In ogni caso, se quel che dice D’Amico (e Setola e Lo Verso) è vero, ci sono tutti gli elementi per dire che la storia è grossa.
Grossa sì, ma non per Viterbo: a cominciare dalla Procura, passando dal Gip, e poi via via a catena… il giudice monocratico che ha estromesso clamorosamente la famiglia Manca dalla parte civile nel processo tuttora in corso per “cessione di eroina” (unica imputata, una donna romana, Monica Mileti), la Squadra mobile, il Medico legale che ha effettuato l’autopsia. Ognuno con delle responsabilità gravissime cui mai nessuno ha chiesto conto.
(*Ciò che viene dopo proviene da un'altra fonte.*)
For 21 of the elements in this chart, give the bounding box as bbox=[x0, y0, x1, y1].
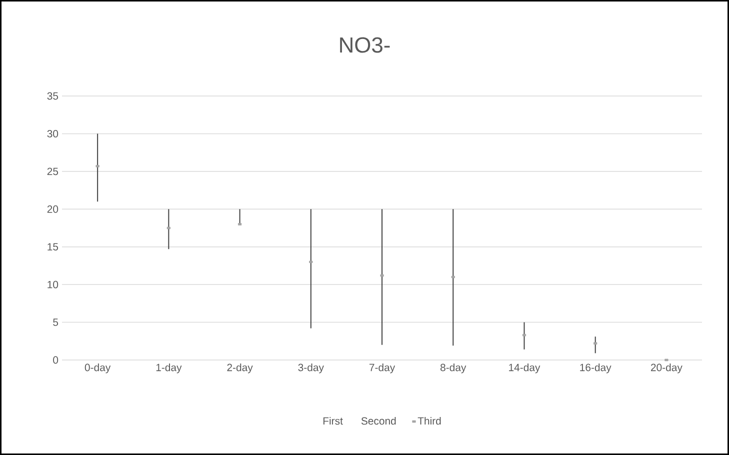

Non solo non è successo niente, ma qualcuno di questi (vedi il Medico legale Dalila Ranalletta) ha pure fatto una brillante carriera.
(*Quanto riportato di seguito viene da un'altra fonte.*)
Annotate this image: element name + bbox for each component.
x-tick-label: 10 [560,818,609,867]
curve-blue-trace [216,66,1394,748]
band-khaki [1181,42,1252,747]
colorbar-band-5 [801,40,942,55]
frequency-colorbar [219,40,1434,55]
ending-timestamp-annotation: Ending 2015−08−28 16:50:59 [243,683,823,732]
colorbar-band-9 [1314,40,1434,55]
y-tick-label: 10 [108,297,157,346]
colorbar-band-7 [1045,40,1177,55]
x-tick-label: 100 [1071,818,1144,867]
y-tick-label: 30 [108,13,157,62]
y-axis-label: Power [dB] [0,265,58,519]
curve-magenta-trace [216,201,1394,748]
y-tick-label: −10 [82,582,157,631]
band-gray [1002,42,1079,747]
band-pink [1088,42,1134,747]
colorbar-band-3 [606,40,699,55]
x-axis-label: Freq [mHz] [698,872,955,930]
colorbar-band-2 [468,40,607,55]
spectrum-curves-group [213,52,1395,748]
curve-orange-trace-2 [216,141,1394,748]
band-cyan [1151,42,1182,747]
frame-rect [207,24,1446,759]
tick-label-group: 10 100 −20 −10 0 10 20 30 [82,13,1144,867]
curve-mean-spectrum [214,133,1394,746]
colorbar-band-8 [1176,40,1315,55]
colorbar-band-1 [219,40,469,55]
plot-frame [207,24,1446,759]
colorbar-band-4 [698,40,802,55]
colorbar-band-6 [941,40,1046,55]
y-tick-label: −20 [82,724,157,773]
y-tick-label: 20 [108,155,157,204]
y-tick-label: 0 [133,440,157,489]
In questi trecentosessantacinque giorni, sul caso Manca, ne sono successe di cose, tutte scivolate come l’acqua sul corpo di uno Stato che fa la voce grossa su un caso come quello di Giulio Regeni verificatosi all’estero, mentre si dimostra omertoso se un caso analogo si svolge in Italia, magari con il coinvolgimento di certe entità innominabili.
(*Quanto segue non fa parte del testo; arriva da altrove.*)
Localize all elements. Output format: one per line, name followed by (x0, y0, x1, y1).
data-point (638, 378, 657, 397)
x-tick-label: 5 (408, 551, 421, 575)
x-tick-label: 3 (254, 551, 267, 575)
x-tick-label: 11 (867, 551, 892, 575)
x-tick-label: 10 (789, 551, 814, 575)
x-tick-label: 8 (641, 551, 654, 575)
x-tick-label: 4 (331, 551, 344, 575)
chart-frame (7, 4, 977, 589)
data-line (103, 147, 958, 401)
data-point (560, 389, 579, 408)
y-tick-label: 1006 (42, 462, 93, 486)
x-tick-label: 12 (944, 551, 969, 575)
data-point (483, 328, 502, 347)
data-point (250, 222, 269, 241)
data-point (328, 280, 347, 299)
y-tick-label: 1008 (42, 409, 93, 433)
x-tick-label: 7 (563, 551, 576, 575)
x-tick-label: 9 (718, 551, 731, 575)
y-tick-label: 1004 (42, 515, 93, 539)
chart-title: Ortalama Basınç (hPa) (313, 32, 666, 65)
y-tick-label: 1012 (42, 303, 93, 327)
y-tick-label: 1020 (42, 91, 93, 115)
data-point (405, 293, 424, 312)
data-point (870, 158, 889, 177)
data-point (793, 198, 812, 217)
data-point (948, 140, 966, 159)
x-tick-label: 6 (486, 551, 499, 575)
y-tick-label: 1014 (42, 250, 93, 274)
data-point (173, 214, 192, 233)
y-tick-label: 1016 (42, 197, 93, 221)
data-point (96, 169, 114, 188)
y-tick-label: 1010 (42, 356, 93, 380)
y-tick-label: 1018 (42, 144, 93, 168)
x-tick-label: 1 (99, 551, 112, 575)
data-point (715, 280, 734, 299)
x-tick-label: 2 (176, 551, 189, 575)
Come dimenticare la risposta data dal ministro della Giustizia, Andrea Orlando, all’interrogazione presentata dal senatore del Movimento 5 Stelle, Maurizio Santangelo, che in modo circostanziato ha messo in evidenza le contraddizioni dell’inchiesta di Viterbo, chiedendo al ministro un’ispezione in quel Tribunale. Incredibile la replica del titolare del dicastero di via Arenula che, senza tenere in considerazione le omissioni, le dimenticanze, i falsi che caratterizzano l’indagine, ha sposato tout court la versione ufficiale della morte per overdose, con buona pace dei possibili mandanti e assassini.
Come dimenticare i tentativi di avvelenamento dei genitori di Attilio Manca attraverso una sostanza venefica fatta penetrare nell’appartamento, dove per mesi Angela e Gino hanno dovuto respirare i metalli pesanti trovati nel fegato e in altri organi delicati del loro corpo già provato, nel corso degli accertamenti medici?
Come dimenticare la clamorosa inchiesta fatta da questo giornale con un’intervista a puntate con un professore di Medicina legale al quale sono state mostrate le immagini del corpo di Attilio Manca fotografato dalla polizia quando la mattina del 12 febbraio 2004 è stato trovato morto, in comparazione con il referto autoptico, con i verbali di sopralluogo, con le relazioni integrative del Medico legale. L’autopsia presenta tali e tante di quelle anomalie, di quelle omissioni, di quelle dimenticanze che tutto questo non può essere frutto di imperizia o di inesperienza. Anche in quel caso sembrava che tutto dovesse cambiare, invece tutto è scivolato via. Ancora una volta. Oggi come ieri. Ieri come tredici anni fa.